I have zero idea why your typical word processor does not have spellcheck functionality anywhere near what is in Sigil currently.

Quote:
Originally Posted by Gregg Bell View Post
And the regex thing \btext\b is just awesome.
Yeah, I learned about \b from someone on these forums (I forget the user), but once I saw it in usage, it was genius. (Perhaps it was in the sticky: Regex Examples.)

Quote:
Originally Posted by Gregg Bell View Post
This is my very first experience using Regex (I've always been a little intimidated by it) and thanks to you it's a great one.
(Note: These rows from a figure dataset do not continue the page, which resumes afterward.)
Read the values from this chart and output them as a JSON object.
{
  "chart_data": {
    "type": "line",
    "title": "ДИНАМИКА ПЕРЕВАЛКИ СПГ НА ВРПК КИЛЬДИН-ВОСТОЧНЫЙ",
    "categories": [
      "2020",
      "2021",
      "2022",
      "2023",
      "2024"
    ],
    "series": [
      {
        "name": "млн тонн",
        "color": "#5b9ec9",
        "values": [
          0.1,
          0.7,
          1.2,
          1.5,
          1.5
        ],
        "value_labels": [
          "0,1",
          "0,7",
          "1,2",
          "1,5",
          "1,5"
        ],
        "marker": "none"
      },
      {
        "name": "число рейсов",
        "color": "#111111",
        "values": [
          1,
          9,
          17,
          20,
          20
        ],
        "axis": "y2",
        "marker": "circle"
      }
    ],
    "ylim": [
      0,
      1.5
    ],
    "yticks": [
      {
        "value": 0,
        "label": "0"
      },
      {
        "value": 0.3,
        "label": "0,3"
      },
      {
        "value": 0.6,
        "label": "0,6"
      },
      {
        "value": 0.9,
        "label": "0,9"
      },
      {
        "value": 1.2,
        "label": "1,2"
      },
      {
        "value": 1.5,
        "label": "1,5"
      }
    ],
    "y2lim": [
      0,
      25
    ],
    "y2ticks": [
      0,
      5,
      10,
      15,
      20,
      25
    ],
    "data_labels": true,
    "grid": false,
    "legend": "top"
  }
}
Appreciate it!
It is EXTREMELY powerful, and you have to be very careful sometimes to make sure you do not delete important information, especially when using symbols such as "+" (more than 1), or "*" (more than 0).

I learned most of my stuff from the Regex Tutorial:

http://www.regular-expressions.info/tutorial.html

I have a big Regex collection that I use all the time, most notably:

- A Sigil "group" to clean up all the ABBYY Finereader cruft
- Swapping footnotes from superscript footnotes -> [#] format
- Combining broken paragraphs (happens VERY often in OCR)
- "Fixing" the TOC code from Sigil (auto changing the Sigil format to match my "toc" classes in my CSS).

This is one that I use quite often to fix "en dashes" (See https://en.wikipedia.org/wiki/Dash#En_dash):

Search:

Code:
([0-9])-([0-9])
Replace:

Code:
\1–\2
This Regex will look for two numbers separated by a hyphen, and replace the hyphen with an en dash. I step through and replace one by one to make sure that the en dash belongs. Very helpful for adding them between page numbers/years.